Last spring, the Concord town Conference unanimously passed a resolution to drastically reduce the town's streets. -
Light Budget and Close One-
The third fixture is designed to save money and energy, but after living in darkness for several months, some people are reconsidering the decision.
Dorrie Kehoe submitted a citizen petition asking all the lights off in the town to be turned on.
Kehoe said it was not until this winter when the lights went out and the days became shorter that residents realized how much the impact was.

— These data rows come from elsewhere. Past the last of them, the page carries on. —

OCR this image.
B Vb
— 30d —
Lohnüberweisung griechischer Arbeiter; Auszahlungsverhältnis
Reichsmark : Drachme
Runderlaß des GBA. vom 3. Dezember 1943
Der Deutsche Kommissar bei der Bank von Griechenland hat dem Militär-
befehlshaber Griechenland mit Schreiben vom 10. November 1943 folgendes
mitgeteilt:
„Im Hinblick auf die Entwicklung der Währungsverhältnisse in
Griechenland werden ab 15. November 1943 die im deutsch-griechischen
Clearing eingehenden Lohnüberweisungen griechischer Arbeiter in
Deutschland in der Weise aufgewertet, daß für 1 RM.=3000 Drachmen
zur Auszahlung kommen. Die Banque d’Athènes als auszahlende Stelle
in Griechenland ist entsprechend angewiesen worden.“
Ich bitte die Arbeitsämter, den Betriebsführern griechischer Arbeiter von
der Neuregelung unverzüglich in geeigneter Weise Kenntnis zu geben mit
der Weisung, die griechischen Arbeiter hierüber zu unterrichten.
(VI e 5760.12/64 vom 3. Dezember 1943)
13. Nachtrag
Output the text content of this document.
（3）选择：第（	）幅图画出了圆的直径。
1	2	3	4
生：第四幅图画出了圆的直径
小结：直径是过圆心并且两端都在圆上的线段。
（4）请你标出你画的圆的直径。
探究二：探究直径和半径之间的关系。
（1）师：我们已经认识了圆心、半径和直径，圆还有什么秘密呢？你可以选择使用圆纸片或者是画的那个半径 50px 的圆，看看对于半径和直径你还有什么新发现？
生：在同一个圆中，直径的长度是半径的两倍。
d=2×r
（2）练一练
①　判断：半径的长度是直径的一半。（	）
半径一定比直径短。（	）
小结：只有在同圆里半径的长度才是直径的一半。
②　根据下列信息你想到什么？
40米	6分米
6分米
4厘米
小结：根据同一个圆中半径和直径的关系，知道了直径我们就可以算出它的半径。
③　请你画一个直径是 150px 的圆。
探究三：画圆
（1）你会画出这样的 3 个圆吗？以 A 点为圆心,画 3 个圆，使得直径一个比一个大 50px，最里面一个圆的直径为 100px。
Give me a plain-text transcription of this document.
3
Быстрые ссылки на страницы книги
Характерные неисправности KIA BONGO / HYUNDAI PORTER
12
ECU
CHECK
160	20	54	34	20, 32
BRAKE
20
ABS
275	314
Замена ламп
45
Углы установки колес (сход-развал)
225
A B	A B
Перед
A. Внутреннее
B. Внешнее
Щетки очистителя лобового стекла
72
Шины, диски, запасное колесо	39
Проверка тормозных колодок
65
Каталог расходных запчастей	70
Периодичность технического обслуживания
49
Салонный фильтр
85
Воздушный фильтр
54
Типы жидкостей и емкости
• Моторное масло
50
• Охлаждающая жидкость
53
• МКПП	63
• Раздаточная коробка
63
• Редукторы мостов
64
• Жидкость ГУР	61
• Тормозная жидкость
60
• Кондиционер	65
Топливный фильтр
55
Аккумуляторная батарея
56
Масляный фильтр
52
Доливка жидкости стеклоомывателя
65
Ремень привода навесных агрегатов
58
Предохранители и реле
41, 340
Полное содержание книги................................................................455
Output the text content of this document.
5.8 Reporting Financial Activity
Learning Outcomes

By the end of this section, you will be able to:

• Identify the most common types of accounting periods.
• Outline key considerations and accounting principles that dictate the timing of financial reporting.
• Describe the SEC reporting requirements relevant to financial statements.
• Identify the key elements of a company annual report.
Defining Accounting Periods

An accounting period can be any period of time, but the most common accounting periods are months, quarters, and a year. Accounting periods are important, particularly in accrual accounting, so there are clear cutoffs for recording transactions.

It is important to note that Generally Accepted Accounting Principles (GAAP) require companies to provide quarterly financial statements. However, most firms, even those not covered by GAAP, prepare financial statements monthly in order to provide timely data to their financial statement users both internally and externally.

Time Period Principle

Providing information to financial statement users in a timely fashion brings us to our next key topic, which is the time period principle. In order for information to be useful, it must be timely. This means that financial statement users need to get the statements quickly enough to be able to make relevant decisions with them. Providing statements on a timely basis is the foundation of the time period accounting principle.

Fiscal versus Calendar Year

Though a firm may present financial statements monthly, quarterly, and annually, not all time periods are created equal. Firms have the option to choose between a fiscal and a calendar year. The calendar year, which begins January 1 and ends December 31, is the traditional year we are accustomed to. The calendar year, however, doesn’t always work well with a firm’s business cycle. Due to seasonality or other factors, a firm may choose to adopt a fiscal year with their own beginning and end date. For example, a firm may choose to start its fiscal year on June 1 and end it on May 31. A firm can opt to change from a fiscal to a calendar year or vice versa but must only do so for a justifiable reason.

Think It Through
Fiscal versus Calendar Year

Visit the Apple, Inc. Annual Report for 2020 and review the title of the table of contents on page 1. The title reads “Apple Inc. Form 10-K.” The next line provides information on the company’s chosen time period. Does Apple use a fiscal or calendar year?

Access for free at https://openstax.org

"The result is that there are no street lights in all residential areas, which is very surprising," Kehoe said.
I shrugged a little when someone shouted.
Then autumn came, and many of us took a look.
Chris Whelan, the town manager, said the move saved about $35,000 from the town's $76 million budget and shut down about 500 of the 1,350 street lights in residential areas.
He said lights were always on at intersections, crosswalks, railway junctions, business districts and sharp turns.
"It's on a billing basis," he said.
However, Whelan said town officials might consider adjusting the strategy of turning off lights.
For example, the town may consider whether it is possible to leave work at midnight instead of lighting the business district all night.
With energy savings, lights can be turned on in other parts of the city, such as near libraries, schools or other public meeting places where pedestrian traffic is congested.
On the whole, however, the town government believes that residents support the new policy.
If not, they will have their speeches when Kehoe's article appears at town meetings.
Jeffrey Wayne, chairman of the Electoral Commission, said he felt that only a few residents wanted to overthrow the policy.
About 27 residents took advantage of this option by using a specific street lamp, paying the town's Lighting Department $17 a month for at least two years.
But Kehoe believes that residents should not pay for ordering.
"In a town with a budget of $76 million, there are some basic expenditures, and I think that's one of them," she said.
Kehoe also said she did not believe the plan saved a lot of energy.
She believes that many residents have turned on outdoor lights to make up for the lack of street lights.
Concord is not the only community in the state trying to save money by turning off street lights.
Two years ago, Planville and Rainsham started turning off the lights. Around the same time, Belmont officials proposed a plan to turn off all side lights, but after residents complained, they gave up.
Geoffrey Canty, an administrative assistant in Belmont, said officials decided to reduce the power of street lights.
State Grid spokesman David Graves says utilities in 11 Massachusetts communities have asked for some street lights to be turned off since 2005.
In some cases, he said, the State Grid has restored some or all of its lights, at the request of the community or because they are used by customers.
Michael Durand, a spokesman for NSTAR, said cities and towns were seeking to improve energy efficiency by upgrading lighting, not by eliminating lighting.